Absolute Beginners | 1986
Julien Temple’s series of pop promos, vaguely inspired by Colin MacInnes’ cult novel of West London life in the Fifties, was the great hope of Goldcrest Films, but in fact helped sink the company.
The terrific sets (and it’s almost totally set-bound), including a garishly stylised Soho and a meticulous recreation of Napoli, Notting Hill’s gloriously seedy bedsit area, were built at Shepperton Studios.
Out in the real world, Colin’s (Eddie O’Connell) Have You Ever Had it Blue number was filmed on the Albert Bridge, SW11, between Chelsea Embankment and Battersea Park.

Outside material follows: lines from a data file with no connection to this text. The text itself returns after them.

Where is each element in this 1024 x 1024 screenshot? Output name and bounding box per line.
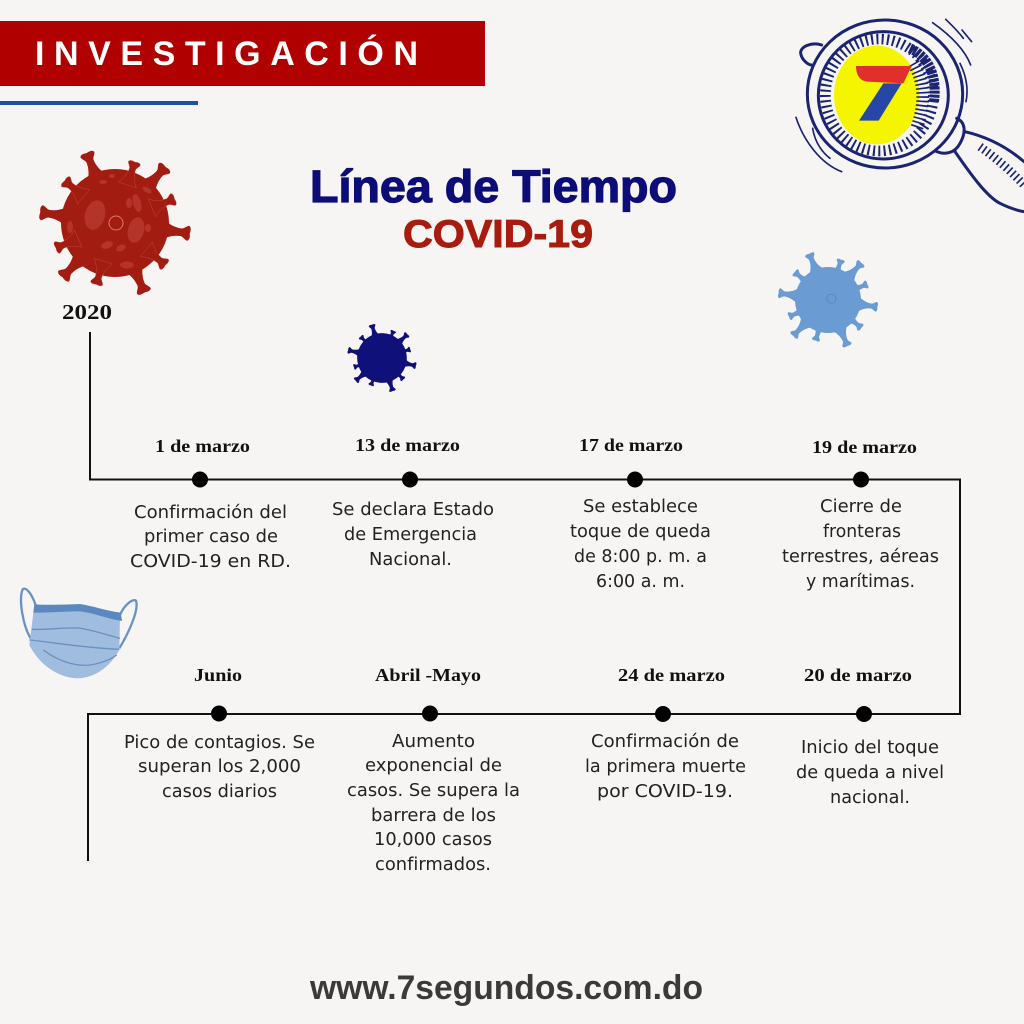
title: Línea de Tiempo: Línea de Tiempo <box>310 161 677 212</box>
event: 17 de marzo: 17 de marzo <box>579 435 683 455</box>
event: 17 de marzo <box>570 435 711 592</box>
event: Junio: Junio <box>194 665 242 685</box>
event: 24 de marzo <box>585 665 746 802</box>
event: 1 de marzo: 1 de marzo <box>155 436 250 456</box>
event: 13 de marzo: de Emergencia <box>344 525 477 545</box>
header banner: INVESTIGACIÓN: INVESTIGACIÓN <box>35 35 418 73</box>
label: 2020: 2020 <box>62 300 112 324</box>
footer website: www.7segundos.com.do <box>309 969 703 1007</box>
event: 1 de marzo: COVID-19 en RD. <box>130 552 291 572</box>
event: Abril - Mayo: exponencial de <box>365 756 502 776</box>
event: Abril - Mayo: confirmados. <box>375 855 491 875</box>
event: 19 de marzo: 19 de marzo <box>812 437 917 457</box>
event: 19 de marzo <box>782 437 939 592</box>
icon: red virus <box>38 148 192 297</box>
event: Abril - Mayo: Abril -Mayo <box>375 665 481 685</box>
event: 20 de marzo: 20 de marzo <box>804 665 912 685</box>
event: 17 de marzo: 6:00 a. m. <box>596 572 685 592</box>
event: Abril - Mayo: barrera de los <box>371 806 496 826</box>
event: 17 de marzo: de 8:00 p. m. a <box>574 547 707 567</box>
event: 24 de marzo: 24 de marzo <box>618 665 725 685</box>
event: 24 de marzo: por COVID-19. <box>597 782 733 802</box>
event: 20 de marzo: Inicio del toque <box>801 738 939 758</box>
event: 17 de marzo: Se establece <box>583 497 698 517</box>
event: Abril - Mayo: 10,000 casos <box>374 830 492 850</box>
icon: navy virus <box>344 321 420 395</box>
event: 13 de marzo <box>332 435 494 570</box>
icon: magnifying glass with 7 logo <box>796 19 1024 212</box>
event: 13 de marzo: Se declara Estado <box>332 500 494 520</box>
event: 24 de marzo: Confirmación de <box>591 732 739 752</box>
subtitle: COVID-19: COVID-19 <box>403 213 593 256</box>
event: Abril - Mayo <box>347 665 520 875</box>
event: 19 de marzo: y marítimas. <box>806 572 915 592</box>
event: 24 de marzo: la primera muerte <box>585 757 746 777</box>
event: 19 de marzo: fronteras <box>823 522 901 542</box>
event: Junio: casos diarios <box>162 782 277 802</box>
event: 20 de marzo: de queda a nivel <box>796 763 944 783</box>
event: 17 de marzo: toque de queda <box>570 522 711 542</box>
event: 13 de marzo: Nacional. <box>369 550 452 570</box>
event: Junio <box>124 665 315 802</box>
icon: light blue virus <box>777 251 879 349</box>
event: 19 de marzo: Cierre de <box>820 497 902 517</box>
event: 20 de marzo <box>796 665 944 808</box>
event: Abril - Mayo: casos. Se supera la <box>347 781 520 801</box>
header banner: INVESTIGACIÓN <box>0 21 485 86</box>
event: 1 de marzo: Confirmación del <box>134 503 287 523</box>
timeline connector line <box>88 332 960 861</box>
event: Junio: Pico de contagios. Se <box>124 733 315 753</box>
header blue rule <box>0 101 198 105</box>
event: Junio: superan los 2,000 <box>138 757 301 777</box>
event: 13 de marzo: 13 de marzo <box>355 435 460 455</box>
event: 20 de marzo: nacional. <box>830 788 910 808</box>
event: Abril - Mayo: Aumento <box>392 732 475 752</box>
icon: face mask <box>21 589 137 678</box>
event: 1 de marzo <box>130 436 291 572</box>
event: 1 de marzo: primer caso de <box>144 527 278 547</box>
event: 19 de marzo: terrestres, aéreas <box>782 547 939 567</box>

Smooth Henley (James Fox) hosts a très chic fashion show in the Café de Paris, which stood at 3 Coventry Street. Positively oozing mirrored glamour, the nightclub opened in 1924, and secured real cachet when the then-Prince of Wales became a regular. Lord and Lady Mountbatten dined on oysters here, Cole Porter entertained and Merle Oberon – Cathy in the classic 1939 film of Wuthering Heights – started her career here.
During the Blitz, when most of the West End closed down, the club remained open on the assumption that it was bomb-proof. Tragically, this turned out not to be the case, and a direct hit killed 34 people.

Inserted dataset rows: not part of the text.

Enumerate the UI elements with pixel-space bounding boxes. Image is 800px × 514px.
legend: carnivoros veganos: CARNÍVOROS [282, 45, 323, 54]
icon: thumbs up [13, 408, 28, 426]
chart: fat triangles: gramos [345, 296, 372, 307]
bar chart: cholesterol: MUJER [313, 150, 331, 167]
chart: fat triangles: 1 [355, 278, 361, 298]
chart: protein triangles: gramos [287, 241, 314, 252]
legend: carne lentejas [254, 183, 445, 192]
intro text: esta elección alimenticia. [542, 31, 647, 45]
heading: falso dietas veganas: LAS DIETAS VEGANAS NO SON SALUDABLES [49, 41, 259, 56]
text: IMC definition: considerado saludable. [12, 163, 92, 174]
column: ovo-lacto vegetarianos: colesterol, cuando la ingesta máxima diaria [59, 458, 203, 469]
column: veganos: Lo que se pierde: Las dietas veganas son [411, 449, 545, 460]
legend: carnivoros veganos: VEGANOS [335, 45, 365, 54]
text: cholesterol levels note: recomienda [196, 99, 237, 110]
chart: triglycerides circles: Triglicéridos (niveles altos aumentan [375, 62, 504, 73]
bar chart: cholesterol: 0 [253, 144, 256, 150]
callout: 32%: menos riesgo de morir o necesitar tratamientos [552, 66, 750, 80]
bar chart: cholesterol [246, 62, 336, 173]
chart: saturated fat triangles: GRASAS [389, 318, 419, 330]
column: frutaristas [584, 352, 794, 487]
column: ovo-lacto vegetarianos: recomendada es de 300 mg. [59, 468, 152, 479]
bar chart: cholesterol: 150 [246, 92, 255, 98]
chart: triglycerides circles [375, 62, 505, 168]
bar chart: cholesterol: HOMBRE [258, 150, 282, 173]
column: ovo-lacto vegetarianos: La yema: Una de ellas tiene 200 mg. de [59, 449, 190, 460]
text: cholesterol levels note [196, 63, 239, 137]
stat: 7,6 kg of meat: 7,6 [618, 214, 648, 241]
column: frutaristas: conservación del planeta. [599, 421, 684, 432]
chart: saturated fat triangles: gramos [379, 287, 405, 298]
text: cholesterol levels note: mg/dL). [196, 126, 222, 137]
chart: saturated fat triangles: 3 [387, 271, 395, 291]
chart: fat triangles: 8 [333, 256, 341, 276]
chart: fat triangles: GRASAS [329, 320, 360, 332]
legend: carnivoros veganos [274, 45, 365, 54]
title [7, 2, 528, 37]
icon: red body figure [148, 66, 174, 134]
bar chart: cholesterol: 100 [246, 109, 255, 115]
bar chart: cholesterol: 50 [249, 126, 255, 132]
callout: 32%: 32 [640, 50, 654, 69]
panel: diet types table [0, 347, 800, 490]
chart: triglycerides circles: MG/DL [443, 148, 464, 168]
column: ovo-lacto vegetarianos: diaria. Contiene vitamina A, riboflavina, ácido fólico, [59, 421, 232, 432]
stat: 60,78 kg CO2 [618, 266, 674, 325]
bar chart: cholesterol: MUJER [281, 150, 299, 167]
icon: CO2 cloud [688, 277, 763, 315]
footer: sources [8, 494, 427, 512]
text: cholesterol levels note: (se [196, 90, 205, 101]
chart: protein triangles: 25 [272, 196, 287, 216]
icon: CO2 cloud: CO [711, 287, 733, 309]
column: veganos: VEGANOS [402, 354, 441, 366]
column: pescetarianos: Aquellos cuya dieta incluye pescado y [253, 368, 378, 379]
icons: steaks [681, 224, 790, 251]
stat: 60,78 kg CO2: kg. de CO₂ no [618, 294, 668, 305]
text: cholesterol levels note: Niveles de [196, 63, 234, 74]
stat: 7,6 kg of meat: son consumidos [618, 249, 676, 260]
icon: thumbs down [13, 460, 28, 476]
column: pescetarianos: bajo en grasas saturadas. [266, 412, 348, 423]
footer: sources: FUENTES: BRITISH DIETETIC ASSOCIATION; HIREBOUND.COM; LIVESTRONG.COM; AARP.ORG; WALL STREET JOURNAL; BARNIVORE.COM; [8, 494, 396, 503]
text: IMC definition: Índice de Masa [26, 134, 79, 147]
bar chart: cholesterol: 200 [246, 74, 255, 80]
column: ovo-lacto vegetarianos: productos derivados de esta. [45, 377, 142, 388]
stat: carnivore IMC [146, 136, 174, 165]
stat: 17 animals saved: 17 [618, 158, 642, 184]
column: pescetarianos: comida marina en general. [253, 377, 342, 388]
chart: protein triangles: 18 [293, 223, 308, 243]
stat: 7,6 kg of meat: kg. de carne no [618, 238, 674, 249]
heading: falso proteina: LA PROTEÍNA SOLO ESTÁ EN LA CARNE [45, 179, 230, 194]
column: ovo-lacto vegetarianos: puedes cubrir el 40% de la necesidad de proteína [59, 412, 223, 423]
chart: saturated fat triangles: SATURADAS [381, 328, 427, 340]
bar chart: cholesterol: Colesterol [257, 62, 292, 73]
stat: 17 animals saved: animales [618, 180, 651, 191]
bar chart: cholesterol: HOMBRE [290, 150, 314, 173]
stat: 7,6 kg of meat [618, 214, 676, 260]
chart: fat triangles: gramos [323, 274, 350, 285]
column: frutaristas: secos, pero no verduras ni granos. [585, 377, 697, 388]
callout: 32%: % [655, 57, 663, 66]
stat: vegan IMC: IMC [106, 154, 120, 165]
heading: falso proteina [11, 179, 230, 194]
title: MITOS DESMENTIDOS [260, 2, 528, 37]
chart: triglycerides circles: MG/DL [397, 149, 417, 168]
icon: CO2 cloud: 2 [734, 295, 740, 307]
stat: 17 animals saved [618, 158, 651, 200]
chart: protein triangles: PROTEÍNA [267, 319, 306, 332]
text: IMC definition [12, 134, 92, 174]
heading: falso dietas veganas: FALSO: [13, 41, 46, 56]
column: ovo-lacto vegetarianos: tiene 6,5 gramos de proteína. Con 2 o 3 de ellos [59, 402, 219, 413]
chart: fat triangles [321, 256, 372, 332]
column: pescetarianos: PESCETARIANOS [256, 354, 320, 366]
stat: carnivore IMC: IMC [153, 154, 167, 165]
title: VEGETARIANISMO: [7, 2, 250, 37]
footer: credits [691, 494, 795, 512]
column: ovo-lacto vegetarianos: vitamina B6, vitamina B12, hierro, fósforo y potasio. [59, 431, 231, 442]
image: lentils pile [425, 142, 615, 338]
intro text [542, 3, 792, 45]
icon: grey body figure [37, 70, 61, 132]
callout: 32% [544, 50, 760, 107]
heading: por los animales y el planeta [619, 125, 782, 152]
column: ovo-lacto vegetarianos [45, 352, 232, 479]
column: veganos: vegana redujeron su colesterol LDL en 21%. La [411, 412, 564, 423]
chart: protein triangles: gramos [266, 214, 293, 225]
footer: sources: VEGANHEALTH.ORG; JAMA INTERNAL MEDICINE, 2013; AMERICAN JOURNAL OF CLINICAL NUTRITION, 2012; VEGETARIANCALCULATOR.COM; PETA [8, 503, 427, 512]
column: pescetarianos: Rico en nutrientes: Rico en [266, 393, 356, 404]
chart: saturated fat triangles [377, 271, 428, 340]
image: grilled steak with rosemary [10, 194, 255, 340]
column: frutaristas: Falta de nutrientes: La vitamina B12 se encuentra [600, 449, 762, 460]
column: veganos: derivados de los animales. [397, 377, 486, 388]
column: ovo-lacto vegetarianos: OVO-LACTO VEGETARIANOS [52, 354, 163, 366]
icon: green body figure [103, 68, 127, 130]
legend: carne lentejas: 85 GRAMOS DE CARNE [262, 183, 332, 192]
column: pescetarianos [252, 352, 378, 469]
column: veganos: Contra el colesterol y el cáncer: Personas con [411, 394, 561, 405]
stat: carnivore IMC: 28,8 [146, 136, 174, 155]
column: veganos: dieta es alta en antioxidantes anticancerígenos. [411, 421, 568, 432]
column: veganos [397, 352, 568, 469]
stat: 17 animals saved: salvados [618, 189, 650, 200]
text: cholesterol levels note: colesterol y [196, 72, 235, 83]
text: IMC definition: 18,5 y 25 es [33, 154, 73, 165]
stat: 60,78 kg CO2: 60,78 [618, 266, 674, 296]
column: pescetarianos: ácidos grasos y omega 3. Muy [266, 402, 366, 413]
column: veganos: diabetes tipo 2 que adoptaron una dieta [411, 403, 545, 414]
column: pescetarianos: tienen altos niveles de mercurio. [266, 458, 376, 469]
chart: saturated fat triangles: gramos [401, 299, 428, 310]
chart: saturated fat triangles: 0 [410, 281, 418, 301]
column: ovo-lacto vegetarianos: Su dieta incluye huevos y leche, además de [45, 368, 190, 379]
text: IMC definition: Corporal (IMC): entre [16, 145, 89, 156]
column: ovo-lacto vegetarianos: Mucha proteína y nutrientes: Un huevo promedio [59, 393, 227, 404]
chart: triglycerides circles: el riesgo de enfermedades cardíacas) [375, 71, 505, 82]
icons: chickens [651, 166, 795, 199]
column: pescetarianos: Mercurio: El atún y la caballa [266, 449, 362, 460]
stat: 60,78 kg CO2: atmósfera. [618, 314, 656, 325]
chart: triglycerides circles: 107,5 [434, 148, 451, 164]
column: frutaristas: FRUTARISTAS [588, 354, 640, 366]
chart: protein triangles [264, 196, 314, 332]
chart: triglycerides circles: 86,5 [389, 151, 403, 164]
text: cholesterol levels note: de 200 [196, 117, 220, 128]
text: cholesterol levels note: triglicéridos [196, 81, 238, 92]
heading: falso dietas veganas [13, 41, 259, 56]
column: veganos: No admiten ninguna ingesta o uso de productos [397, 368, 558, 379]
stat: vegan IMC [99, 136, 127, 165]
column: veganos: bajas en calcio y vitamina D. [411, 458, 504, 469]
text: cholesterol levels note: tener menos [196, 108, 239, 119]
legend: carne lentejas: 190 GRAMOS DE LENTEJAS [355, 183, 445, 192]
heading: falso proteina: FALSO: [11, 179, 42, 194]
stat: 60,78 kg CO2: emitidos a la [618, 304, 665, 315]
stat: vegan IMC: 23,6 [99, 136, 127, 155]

Rebuilt, it continued to provide entertainment for the glitterati until it hit a slump in the Eighties, when it found fame as a movie backdrop, for Scandal, The Krays; and the Café slummed it a little as the ‘Soho’ strip club where John Goodman relaxed in King Ralph. It bounced back as a glamorous nitespot in Lone Scherfig’s 2009 Oscar-nominated An Education and as a decadent 'Vegas' club in X-Men: First Class. In 2020, following the Covid lockdown, it finally closed its doors for good. It had to be recreated in the studio for the Sixties scenes of Edgar Wright's Last Night In Soho.